Thursday, July 06, 2006

Christopher Hitchens on Alexander Cockburn and Barbara Epstein

From Christopher Hitchens' Web
A recent issue of Alexander Cockburn's Counterpunch carried a viciously unpleasant account of my supposed conduct at the memorial meeting for the late Barbara Epstein. The item alleged that I had sought an invitation to an event to which I was not invited, had then behaved boorishly, and had claimed to be the man who, with Paul Wolfowitz, had induced President Bush to invade Iraq.

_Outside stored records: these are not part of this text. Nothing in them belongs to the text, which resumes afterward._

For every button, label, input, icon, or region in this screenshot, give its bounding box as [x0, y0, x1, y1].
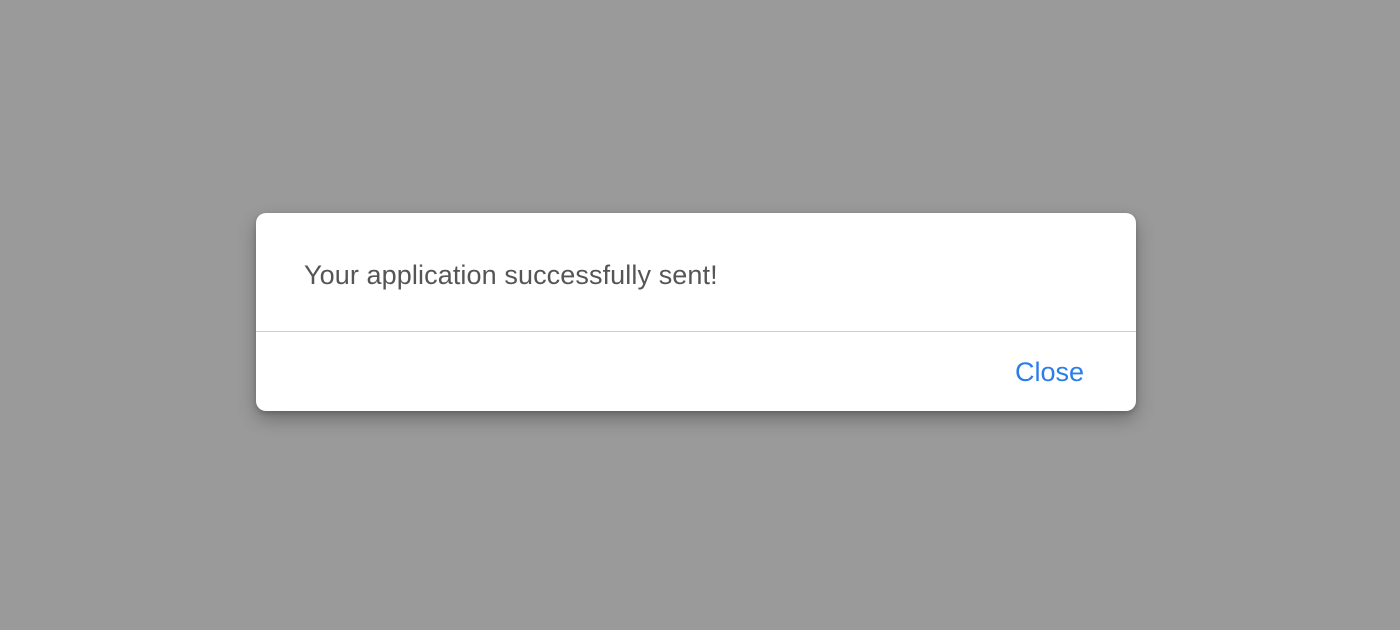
close-button[interactable]: Close [1015, 355, 1084, 389]
dialog-message: Your application successfully sent! [304, 260, 718, 290]
dialog-body: Your application successfully sent! [256, 213, 1136, 331]
dialog-footer: Close [256, 332, 1136, 411]
success-dialog: Your application successfully sent! Clos… [256, 213, 1136, 411]
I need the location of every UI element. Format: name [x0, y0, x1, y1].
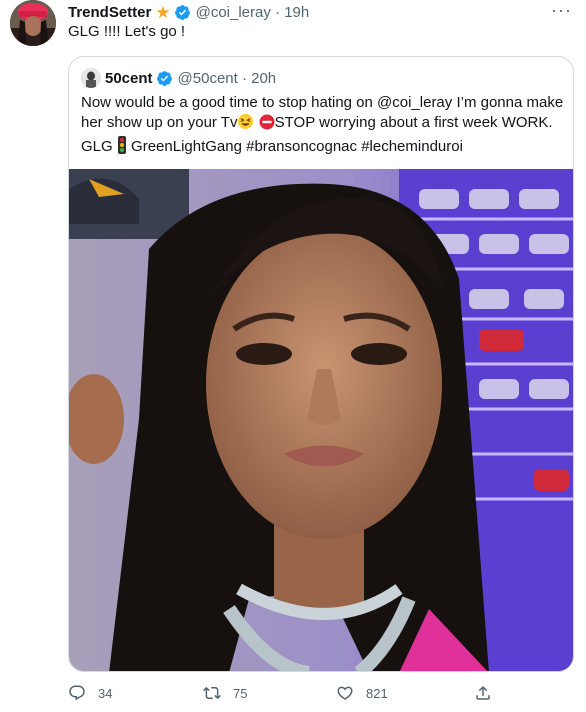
- tweet-text: GLG !!!! Let's go !: [68, 23, 186, 40]
- like-button[interactable]: 821: [336, 684, 388, 702]
- quoted-author-avatar: [81, 68, 101, 88]
- traffic-light-icon: [117, 136, 127, 160]
- retweet-button[interactable]: 75: [203, 684, 247, 702]
- like-icon: [337, 686, 353, 700]
- verified-icon: [174, 4, 191, 21]
- stop-sign-icon: [259, 114, 275, 136]
- quoted-tweet[interactable]: 50cent @50cent · 20h Now would be a good…: [68, 56, 574, 672]
- tweet-header: TrendSetter ★ @coi_leray · 19h: [68, 2, 309, 22]
- quoted-tweet-text: Now would be a good time to stop hating …: [81, 93, 567, 160]
- verified-icon: [156, 70, 173, 87]
- like-count: 821: [366, 685, 388, 701]
- quoted-tweet-photo[interactable]: [69, 169, 573, 671]
- share-icon: [476, 685, 490, 700]
- quoted-author-handle-time: @50cent · 20h: [177, 69, 277, 87]
- reply-button[interactable]: 34: [68, 684, 112, 702]
- author-name[interactable]: TrendSetter: [68, 4, 151, 21]
- quoted-tweet-header: 50cent @50cent · 20h: [81, 68, 276, 88]
- quoted-author-name: 50cent: [105, 69, 153, 87]
- more-icon[interactable]: ···: [551, 0, 572, 21]
- retweet-count: 75: [233, 685, 248, 701]
- author-avatar[interactable]: [10, 0, 56, 46]
- author-handle-time[interactable]: @coi_leray · 19h: [196, 4, 310, 21]
- star-icon: ★: [155, 2, 171, 22]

I do not mind the normally cheerful and freehand satires that Cockburn produces about me, but the attempt to make Barbara Epstein's memorial into a theater for his abuse seems to me to cross a line of decency. As it happens, I was notified of her death, and of the arrangements, by an a series of emails from the New York Review of Books. I was also honored by an invitation from her son and daughter. I have since received a kind letter from Jacob Epstein, unsolicited, which I am not at liberty to quote in full. However, he does not object to my citing him as saying: "There is no question you were invited to Barbara's memorial, as Helen and I asked you. The Counterpunch thing about this was incorrect."

That's all that needs to be said about the only hurtful defamation. As to the rest of it, I wouldnt have been able to act the part of a drunken hack even if I had wanted to, since a fellow-guest and close friend of the family was overcome by the heat while I was talking to him downstairs, and I had to spend most of the time in the lobby and on the sidewalk, waiting for the Emergency Services and keeping him company. I do recall being briefly snubbed by Jean Stein as she passed through the lobby, but I found I could bear that.

When people ask me about "my war" in Iraq, I do tend to say that it was indeed I who started it. Cockburn and his mean-minded second-hand and third-rate informants have even got my heavy sarcasm wrong, and don't mind making Barbara Epstein's memorial seem like a vulgar brawl, instead of the dignified and touching occasion that it was, if it will serve their purpose.